“Hollo! what’s all this?” said the driver when he got opposite the bag and Que.
“All this” neither stirred nor spoke.
“Whoa! whoa, there!” called the driver to his horses.
Now, if Que had been taking only a light, after-dinner nap, he would have been wide awake as soon as the cart stopped; for the hill was a long one, and the rumbling had been as long, and merely from lack of that lullaby, a well-conditioned boy should have wakened at once. But Que didn’t.
“I declare,” said the driver, “if it ain’t that bran new mail-boy!” Thereupon he went up and looked at him; but not being of a magnetic temperament, he didn’t wake Que that way.
“Bless the chick, if he isn’t dead asleep,” continued the driver, talking to himself.
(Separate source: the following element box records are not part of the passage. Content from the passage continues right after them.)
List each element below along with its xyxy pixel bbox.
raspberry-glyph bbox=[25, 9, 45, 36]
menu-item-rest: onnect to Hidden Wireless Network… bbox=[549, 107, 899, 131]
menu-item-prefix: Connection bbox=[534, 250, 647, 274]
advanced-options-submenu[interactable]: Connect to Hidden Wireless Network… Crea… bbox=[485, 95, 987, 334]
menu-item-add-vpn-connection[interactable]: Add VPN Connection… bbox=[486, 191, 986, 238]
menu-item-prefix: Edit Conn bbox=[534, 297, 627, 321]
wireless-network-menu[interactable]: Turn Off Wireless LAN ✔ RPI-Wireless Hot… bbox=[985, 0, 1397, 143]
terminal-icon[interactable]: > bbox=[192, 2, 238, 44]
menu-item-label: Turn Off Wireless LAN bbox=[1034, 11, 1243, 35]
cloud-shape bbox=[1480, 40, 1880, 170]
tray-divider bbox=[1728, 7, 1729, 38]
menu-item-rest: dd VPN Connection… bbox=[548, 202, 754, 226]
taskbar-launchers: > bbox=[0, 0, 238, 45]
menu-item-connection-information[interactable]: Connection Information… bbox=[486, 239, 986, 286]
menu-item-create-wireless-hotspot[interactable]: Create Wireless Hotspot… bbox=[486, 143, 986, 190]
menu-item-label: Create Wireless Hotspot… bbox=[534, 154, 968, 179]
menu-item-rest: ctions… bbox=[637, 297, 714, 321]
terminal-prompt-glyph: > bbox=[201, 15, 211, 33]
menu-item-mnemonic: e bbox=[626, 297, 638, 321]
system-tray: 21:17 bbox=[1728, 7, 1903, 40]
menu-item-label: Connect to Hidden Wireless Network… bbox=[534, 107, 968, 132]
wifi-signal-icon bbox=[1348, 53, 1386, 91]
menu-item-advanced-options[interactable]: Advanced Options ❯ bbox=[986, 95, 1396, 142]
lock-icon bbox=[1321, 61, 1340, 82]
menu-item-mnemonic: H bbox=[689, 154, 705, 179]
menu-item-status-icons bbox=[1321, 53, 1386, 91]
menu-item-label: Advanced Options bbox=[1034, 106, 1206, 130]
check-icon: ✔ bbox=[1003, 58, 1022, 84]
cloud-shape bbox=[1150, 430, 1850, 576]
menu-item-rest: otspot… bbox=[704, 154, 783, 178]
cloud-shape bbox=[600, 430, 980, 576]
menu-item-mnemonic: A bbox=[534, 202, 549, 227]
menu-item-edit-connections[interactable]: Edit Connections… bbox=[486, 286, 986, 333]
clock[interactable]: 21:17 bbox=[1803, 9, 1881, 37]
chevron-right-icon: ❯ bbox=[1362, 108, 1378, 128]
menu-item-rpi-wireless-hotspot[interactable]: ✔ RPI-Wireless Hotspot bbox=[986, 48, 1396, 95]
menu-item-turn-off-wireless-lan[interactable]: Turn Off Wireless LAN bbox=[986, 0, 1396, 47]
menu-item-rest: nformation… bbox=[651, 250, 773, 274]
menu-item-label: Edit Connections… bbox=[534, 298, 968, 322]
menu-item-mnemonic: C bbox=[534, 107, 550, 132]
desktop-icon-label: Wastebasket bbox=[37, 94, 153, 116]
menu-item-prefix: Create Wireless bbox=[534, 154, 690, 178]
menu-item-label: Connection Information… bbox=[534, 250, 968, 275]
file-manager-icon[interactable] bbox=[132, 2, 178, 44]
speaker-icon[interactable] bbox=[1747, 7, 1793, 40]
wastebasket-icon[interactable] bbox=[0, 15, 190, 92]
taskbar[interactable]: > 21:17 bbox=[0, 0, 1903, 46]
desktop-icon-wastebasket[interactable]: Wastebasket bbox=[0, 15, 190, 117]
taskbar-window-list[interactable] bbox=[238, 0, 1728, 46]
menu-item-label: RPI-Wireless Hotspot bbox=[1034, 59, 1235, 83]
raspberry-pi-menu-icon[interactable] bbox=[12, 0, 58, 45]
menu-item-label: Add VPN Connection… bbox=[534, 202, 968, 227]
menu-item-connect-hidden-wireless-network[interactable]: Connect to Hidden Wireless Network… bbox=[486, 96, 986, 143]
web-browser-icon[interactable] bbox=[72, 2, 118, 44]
This driver had a habit of talking to himself, for he said, “then he was always sure of having somebody worth talking to.”
“Now, won’t those Pointers growl for their mail, when it is a couple of hours late? The first day, too! Que’ll catch it.” Then he gave Que a little roll, so that he rolled from the bag over into the grass.
“Well, I always was a good-natured fellow. Guess I’ll take his bag along for him, and save him the scolding.”
So the driver threw the bag on top of the load of laths, and left the bag-boy to sleep it out.
When Que had slept half an hour longer, he started up, staring wide awake.